Mr. Badoglio’s tarot studios in Florence and nearby Prato are plastered with photos of him alongside celebrities like Sophia Loren, Paris Hilton, Cher, Lenny Kravitz, Sting, Liza Minnelli, Prince Albert, and the Dalai Lama who have sought counsel from his cards (who laughed his way through the reading, Mr. Badoglio said).

Mr. Badoglio, who authored horoscopes for the Italian newspaper La Nazione and the gossip magazine Chi, also supported Federico Fellini, for whom he prayed to graveyard spirits to bless the set of “Satyricon.”

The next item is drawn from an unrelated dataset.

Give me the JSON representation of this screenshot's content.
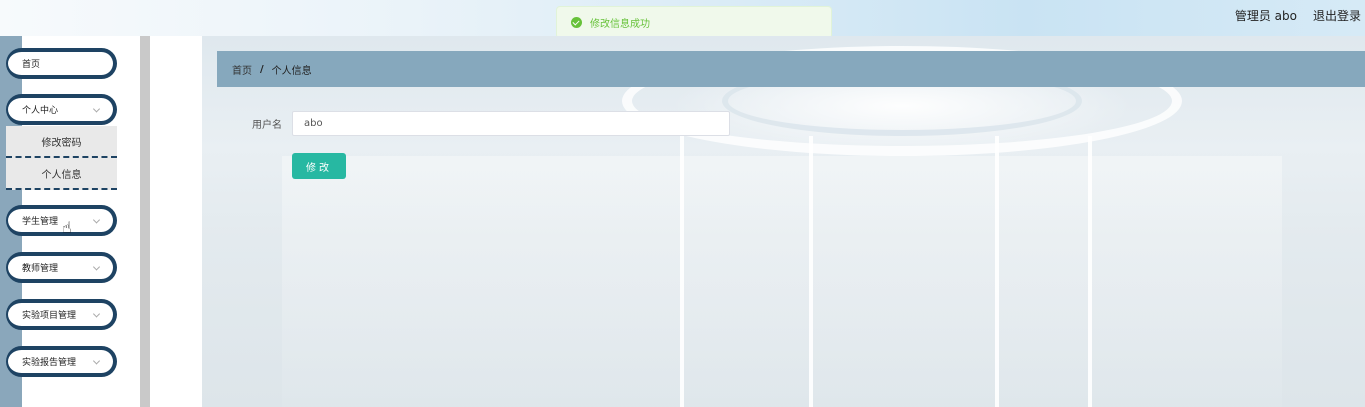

Mr. Badoglio claimed he uncovered a curse on Franco Zeffirelli while staying in the bedroom of the movie’s actors when the director reached a creative bottleneck while filming “The Taming of the Shrew” starring Elizabeth Taylor and Richard Burton. Mr. Badoglio then spent three months pleading with his graveyard spirits to lift the curse, allowing Mr. Zeffirelli to resume filming.

Mr. Badoglio threw tarot cards across the desk at a recent reading in his Florence office and remarked, “Luck is the most important thing in this life.”

“Luck, luck again, work, work travel, good news, well-being, longevity,” he continued, gesturing with the florid movements of a conjurer conducting a magic trick to each medieval artwork on his torn cards.

Even those who come to Mr. Badoglio for reading may be sceptical because his cards seem to always predict the good fortune. According to his version of events, a two-hour reading in Florence with the card of fortune on the table failed to persuade Patrizia Reggiani, Maurizio Gucci’s ex-wife, who was desperate to keep the fashion scion’s fortune as he planned to remarry, that she should follow his advice and have faith in her ability to keep her fortune.

Ms. Reggiani did, however, have another fortune teller in her life: her good friend, Pina Auriemma, who subsequently admitted to organizing Mr. Gucci’s murder and ended up in prison with Ms. Reggiani, as depicted in the upcoming film “House of Gucci.” It’s based on Sara Gay Forden’s book, which claims that Ms. Reggiani sought the help of fortune tellers to assist her, cast hexes on Mr. Gucci, and sway events in her favour.

“What makes you think Patrizia believes some things and not others?” Mr. Badoglio stated his position. “I have faith in my cards.”